Codex raw traces usually provide turn-level boundaries through:

  • turn.started
  • turn.completed

The executor only cuts a new assistant message when it receives a step-boundary signal it understands. If the adapter emits stream_start without newStep, multiple Codex tools and text chunks can accumulate under the same assistant longer than intended.

Relevant files:

  • packages/heterogeneous-agents/src/adapters/codex.ts
  • src/store/chat/slices/aiChat/actions/heterogeneousAgentExecutor.ts

5. Check Tool Persistence Invariants

Read persistToolBatch and persistToolResult before changing UI code.

persistToolBatch

The expected order is:

  1. Pre-register assistant tools[]
  2. Create role: 'tool' messages
  3. Backfill result_msg_id onto assistant tools[]

If tool rows are created before assistant tools[] are registered, orphan tool messages are likely.

persistToolResult

tool_result must resolve the tool row through toolMsgIdByCallId.

Warning signs:

  • tool_result for unknown toolCallId
  • tool rows with empty content forever
  • missing result_msg_id

For Claude Code, remember that tool results originate from raw type: 'user' events.

Main vs subagent scope

  • Main-agent tool state is per-step.
  • toolMsgIdByCallId is global across main and subagent scopes.
  • Subagent chunks must not be forwarded into the main gateway handler.

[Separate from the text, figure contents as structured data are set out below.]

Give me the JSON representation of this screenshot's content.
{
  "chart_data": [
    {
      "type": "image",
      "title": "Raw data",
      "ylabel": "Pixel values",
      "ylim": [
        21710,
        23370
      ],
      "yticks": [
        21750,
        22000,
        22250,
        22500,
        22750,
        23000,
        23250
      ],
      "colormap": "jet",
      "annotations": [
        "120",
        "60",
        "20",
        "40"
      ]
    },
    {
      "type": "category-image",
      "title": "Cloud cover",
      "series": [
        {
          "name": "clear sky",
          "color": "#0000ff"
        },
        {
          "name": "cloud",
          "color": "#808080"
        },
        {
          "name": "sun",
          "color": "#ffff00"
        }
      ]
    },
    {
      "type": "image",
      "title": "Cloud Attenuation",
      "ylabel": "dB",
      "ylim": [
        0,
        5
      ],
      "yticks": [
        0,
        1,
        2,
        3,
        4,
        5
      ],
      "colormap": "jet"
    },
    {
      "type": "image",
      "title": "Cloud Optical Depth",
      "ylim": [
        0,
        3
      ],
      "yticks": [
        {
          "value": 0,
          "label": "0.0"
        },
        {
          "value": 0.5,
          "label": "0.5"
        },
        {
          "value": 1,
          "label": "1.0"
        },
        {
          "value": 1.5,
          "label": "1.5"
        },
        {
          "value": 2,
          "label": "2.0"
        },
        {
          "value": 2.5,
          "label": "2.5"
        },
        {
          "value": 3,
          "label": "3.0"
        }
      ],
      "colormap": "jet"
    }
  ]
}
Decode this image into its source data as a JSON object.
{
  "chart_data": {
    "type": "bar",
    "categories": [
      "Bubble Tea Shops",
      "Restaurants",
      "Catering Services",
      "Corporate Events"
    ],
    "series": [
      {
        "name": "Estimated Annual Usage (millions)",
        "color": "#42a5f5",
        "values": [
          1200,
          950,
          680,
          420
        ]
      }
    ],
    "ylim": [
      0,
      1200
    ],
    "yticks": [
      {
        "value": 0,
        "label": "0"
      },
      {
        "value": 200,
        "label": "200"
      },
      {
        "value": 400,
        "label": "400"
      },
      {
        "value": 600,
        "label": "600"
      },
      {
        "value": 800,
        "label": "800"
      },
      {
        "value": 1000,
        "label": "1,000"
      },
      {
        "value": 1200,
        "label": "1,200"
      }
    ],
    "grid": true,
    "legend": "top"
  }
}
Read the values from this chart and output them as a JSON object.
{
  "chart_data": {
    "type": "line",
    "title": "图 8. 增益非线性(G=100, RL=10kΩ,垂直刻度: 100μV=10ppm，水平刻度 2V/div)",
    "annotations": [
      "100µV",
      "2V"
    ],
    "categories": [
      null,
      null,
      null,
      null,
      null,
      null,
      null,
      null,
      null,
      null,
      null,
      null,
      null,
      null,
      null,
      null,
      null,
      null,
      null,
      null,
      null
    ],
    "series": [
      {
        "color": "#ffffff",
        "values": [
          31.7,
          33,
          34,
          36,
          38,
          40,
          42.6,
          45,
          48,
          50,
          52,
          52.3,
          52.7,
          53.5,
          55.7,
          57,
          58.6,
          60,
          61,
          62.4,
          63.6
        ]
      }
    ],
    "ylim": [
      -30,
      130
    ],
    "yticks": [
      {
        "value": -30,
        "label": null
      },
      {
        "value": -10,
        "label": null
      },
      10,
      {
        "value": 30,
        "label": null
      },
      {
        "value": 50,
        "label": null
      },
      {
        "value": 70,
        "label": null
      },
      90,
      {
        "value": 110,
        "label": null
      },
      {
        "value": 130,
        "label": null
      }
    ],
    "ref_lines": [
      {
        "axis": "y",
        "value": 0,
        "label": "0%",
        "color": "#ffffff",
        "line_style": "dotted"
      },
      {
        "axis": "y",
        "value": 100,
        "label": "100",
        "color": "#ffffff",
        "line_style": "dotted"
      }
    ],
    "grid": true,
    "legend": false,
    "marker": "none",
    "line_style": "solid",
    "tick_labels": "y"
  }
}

If subagent events leak to the main handler, the main bubble can inherit the wrong tools[] and content.

6. Focused Tests

Run the smallest useful test set first.

bash
bunx vitest run --silent='passed-only' 'packages/heterogeneous-agents/src/adapters/codex.test.ts'
bunx vitest run --silent='passed-only' 'packages/heterogeneous-agents/src/adapters/claudeCode.test.ts'
bunx vitest run --silent='passed-only' 'src/store/chat/slices/aiChat/actions/__tests__/heterogeneousAgentExecutor.test.ts'

Especially useful places:

  • packages/heterogeneous-agents/src/adapters/codex.test.ts
  • packages/heterogeneous-agents/src/adapters/claudeCode.test.ts
  • src/store/chat/slices/aiChat/actions/__tests__/heterogeneousAgentExecutor.test.ts

Claude Code-specific assertions worth adding when fixing bugs:

  • same message.id does not emit newStep
  • changed message.id does emit stream_end plus stream_start { newStep: true }
  • partial text/thinking is emitted once
  • tool_result from user events reaches the right tool row
  • subagent chunks carry subagent.parentToolCallId
  • TodoWrite result synthesizes pluginState.todos

When the bug comes from a real trace, distill it into the closest existing test file instead of relying on manual UI-only repros.

7. Repro-To-Fix Workflow

  1. Capture a raw trace and save it under .heerogeneous-tracing/.
  2. Confirm whether the bug appears in raw events, adapted events, or persistence.
  3. Add or update the narrowest failing test near the broken layer.
  4. Fix the smallest layer that can explain the symptom.
  5. Re-run focused tests.
  6. Only then do an Electron smoke test with the local-testing skill if UI confirmation is still needed.

Do not start with a broad Electron repro if a raw trace or adapter test can prove the fault zone faster.